Identifying stromal-epithelial interactions in the mammary gland through genome-wide siRNA screening.

Abstract

Abstract Abstract #101 Stromal-epithelial interactions have been implicated in all stages of mammary gland development and malignancy. Although stromal composition is dynamic over time, fibroblasts account for a large proportion of the cellular compartment. The relationship between the fibroblasts and the mammary epithelial cells hitherto remains ill defined. A striking example of the relationship between the two cell types lies in the obligatory requirement for fibroblasts in the Colony Forming Assay (CFC assay). When plated with irradiated fibroblasts, mammary epithelial cells obtained from dissociated normal tissues are able to form colonies containing either all myoepithelial cells, all luminal cells or both. Mixed colonies represent derivation from bipotent progenitor cells, the most primitive detectable cell within the breast lineage hierarchy.
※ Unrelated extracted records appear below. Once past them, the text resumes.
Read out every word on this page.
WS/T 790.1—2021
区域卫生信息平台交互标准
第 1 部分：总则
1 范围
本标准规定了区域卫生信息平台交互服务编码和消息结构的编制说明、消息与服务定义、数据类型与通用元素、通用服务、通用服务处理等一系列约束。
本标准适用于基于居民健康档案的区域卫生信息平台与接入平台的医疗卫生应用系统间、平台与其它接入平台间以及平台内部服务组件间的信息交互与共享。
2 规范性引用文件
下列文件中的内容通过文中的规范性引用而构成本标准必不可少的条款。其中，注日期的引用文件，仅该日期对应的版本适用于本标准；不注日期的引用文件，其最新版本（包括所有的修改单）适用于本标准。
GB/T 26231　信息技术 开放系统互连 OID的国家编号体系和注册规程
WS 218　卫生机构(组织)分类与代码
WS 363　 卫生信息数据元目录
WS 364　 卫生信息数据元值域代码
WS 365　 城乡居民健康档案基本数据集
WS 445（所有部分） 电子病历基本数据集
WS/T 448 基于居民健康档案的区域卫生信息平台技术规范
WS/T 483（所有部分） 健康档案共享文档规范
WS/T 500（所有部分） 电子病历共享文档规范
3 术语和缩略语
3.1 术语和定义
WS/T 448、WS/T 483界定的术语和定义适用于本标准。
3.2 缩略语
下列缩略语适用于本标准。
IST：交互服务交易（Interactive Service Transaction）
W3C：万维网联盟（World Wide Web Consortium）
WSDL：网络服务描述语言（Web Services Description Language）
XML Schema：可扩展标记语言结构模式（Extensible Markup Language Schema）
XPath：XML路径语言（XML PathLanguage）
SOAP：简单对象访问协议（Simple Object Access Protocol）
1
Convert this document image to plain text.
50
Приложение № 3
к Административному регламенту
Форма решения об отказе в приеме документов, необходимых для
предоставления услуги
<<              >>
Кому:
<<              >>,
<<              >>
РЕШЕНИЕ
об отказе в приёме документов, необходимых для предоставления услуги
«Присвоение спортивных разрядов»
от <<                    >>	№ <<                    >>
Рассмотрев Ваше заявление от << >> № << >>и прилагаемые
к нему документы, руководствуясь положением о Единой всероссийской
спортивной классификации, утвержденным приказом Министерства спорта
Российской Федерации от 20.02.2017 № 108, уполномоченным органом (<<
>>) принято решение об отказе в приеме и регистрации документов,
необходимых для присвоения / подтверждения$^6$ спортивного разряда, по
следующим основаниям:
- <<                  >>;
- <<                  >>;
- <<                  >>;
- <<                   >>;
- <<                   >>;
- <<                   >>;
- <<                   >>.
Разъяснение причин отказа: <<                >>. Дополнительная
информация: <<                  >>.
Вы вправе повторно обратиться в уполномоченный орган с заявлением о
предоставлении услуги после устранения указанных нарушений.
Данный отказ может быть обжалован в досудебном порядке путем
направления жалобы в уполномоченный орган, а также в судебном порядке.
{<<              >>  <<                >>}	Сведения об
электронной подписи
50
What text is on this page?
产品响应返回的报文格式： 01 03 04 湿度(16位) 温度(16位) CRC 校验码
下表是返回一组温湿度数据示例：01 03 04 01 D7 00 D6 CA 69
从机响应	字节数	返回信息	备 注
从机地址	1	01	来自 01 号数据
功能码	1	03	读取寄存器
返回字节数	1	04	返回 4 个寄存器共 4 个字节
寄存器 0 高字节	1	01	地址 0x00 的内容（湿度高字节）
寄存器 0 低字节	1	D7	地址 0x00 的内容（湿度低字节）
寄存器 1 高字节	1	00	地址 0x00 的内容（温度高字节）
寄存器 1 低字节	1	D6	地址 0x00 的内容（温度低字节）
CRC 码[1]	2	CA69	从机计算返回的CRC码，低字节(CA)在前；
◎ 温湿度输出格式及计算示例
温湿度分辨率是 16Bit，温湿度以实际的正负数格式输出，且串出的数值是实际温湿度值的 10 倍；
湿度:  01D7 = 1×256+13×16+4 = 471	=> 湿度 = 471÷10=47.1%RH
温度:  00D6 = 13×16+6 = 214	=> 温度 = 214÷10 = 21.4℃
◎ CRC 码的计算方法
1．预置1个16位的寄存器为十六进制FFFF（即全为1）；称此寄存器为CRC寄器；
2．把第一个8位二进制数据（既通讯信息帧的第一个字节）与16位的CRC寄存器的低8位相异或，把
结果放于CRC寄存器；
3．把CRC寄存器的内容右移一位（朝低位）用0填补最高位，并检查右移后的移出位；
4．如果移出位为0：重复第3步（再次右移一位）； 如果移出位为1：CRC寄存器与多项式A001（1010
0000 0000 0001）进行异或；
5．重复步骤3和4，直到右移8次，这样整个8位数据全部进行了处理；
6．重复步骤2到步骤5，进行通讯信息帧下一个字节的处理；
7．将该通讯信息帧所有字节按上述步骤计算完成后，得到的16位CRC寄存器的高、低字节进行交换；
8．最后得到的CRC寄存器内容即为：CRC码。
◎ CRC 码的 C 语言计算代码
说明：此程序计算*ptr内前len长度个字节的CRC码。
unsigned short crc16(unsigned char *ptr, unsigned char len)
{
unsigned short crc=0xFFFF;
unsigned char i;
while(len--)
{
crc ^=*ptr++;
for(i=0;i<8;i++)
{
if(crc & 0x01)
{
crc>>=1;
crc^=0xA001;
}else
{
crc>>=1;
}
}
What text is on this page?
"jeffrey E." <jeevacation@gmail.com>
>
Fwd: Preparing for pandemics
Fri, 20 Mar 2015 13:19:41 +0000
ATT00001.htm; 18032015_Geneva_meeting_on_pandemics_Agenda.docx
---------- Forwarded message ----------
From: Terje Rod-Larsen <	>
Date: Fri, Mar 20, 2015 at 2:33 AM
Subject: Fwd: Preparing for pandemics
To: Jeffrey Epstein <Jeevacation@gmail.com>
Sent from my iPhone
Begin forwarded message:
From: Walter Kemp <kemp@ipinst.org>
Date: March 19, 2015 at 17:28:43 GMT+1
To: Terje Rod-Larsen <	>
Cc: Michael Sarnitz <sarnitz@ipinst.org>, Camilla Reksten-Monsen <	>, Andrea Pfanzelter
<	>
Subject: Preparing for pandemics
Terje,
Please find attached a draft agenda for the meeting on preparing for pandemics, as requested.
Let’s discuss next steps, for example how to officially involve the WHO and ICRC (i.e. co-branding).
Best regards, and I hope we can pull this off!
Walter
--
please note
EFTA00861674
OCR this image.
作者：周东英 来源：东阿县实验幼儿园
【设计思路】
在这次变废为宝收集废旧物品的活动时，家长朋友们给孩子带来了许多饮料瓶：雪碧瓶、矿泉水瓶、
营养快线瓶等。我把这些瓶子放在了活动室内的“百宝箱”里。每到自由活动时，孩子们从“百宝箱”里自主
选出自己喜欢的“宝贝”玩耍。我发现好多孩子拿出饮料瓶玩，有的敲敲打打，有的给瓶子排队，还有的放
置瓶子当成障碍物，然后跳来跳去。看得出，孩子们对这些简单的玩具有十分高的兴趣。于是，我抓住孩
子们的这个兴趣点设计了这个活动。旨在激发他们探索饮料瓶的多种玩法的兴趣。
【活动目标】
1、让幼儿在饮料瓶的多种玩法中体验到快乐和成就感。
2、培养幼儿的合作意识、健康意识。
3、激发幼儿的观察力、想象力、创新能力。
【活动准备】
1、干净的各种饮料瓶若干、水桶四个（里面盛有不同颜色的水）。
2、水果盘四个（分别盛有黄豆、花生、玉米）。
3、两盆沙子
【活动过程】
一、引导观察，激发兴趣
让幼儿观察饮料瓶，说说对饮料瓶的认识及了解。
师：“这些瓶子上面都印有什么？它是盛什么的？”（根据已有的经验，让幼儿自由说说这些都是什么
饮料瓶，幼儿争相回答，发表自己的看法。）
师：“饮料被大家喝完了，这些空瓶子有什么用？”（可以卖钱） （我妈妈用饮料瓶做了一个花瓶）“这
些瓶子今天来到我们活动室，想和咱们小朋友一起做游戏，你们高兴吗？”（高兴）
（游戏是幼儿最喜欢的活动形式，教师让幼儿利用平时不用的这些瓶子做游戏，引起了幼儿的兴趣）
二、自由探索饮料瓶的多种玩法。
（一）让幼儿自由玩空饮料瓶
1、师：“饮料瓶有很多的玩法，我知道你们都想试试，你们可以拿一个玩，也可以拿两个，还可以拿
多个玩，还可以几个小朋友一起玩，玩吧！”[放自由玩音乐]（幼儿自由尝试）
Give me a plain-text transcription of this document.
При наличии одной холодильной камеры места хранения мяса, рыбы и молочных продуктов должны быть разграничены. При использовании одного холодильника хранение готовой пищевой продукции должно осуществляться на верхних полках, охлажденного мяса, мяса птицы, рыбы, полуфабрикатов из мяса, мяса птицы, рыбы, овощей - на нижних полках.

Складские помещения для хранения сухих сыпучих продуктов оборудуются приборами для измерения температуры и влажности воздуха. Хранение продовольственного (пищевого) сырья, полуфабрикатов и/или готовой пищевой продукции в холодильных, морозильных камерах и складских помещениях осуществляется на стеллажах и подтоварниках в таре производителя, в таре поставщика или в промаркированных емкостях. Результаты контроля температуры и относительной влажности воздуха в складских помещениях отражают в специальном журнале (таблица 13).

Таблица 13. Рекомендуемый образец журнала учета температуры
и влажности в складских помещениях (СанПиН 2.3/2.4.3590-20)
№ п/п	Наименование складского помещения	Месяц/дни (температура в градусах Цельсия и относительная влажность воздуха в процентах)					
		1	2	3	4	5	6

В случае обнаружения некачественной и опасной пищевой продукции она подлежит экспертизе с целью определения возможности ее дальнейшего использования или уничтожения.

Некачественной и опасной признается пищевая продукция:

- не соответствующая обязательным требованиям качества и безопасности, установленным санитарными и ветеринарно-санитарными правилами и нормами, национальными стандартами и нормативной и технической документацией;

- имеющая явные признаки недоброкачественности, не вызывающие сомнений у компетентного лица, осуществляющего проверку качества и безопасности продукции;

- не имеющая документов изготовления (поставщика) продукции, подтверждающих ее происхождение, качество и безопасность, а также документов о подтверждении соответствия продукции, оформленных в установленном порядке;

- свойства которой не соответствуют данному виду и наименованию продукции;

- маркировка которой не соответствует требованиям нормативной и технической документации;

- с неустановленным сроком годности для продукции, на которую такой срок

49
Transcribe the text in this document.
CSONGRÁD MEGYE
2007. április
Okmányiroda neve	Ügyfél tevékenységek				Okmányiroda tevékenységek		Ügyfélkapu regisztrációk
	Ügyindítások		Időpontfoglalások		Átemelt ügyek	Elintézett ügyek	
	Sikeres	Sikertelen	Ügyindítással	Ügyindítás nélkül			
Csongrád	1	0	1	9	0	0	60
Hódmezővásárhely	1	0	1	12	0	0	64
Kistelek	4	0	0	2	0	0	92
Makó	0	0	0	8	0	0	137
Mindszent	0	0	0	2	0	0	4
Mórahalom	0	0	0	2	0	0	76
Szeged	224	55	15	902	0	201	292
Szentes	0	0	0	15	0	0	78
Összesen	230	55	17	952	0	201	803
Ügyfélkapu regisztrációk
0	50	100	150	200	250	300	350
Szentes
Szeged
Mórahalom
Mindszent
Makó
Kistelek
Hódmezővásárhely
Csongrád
 The fibroblast dependency exhibited by primitive cells within the CFC assay is mimicked by the 184-hTERT cell line. This is a heterogeneous normal mammary epithelial cell line immortalized through the forced expression of human telomerase. A series of clonal cell lines was derived from the earliest available passage of 184-hTERT cells and 14 unique telomerase integration sites were found amongst the original cells. Interestingly, all of these clonal lines have the propensity to selectively gain chromosome 20 during passaging. Copy number gain of chromosome 20 is associated with poor clinical prognosis in breast cancer and is thought to play a role in oncogenic progression.
 A genome-wide siRNA screen has been completed targeting the 184-hTERT cells in a modified CFC assay to identify genes that are involved in fibroblast dependant growth. The screen was done in parallel using an early passage diploid 184-hTERT clonal line and a later passage (48,XX,+20,+20) clonal line. Dharmacon's human siGENOME library was used to individually interrogate approximately 22,000 genes found within the NCBI RefSeq database. Effects on fibroblast dependant growth were established through cell counts derived from images collected on GE's InCell Analyzer and segmented using Cell Profiler. 4225 genes showed conservative statistically significant evidence of difference in cell counts using the Bonferroni-Holm multiple comparisons method in both or either of the cell lines. Of these, 534 have an annotated location on the plasma membrane. Receptors to obligatory media components including Insulin, EGF and Transferrin were captured in this dataset. Not all of these genes will be specific to fibroblast dependant growth and thus the cognate ligands to these targets have been identified and are currently being manipulated in the fibroblasts. Modified fibroblasts will be used in the CFC assay to judge effects on mammary progenitor cell growth and will be co-cultured with carcinoma cells to evaluate effects on proliferation. This global assessment of the interactions between normal and malignant epithelial cells with fibroblasts has broad spanning implications ranging from the culturing of mammary progenitor cells to therapeutic target selection. Citation Information: Cancer Res 2009;69(2 Suppl):Abstract nr 101.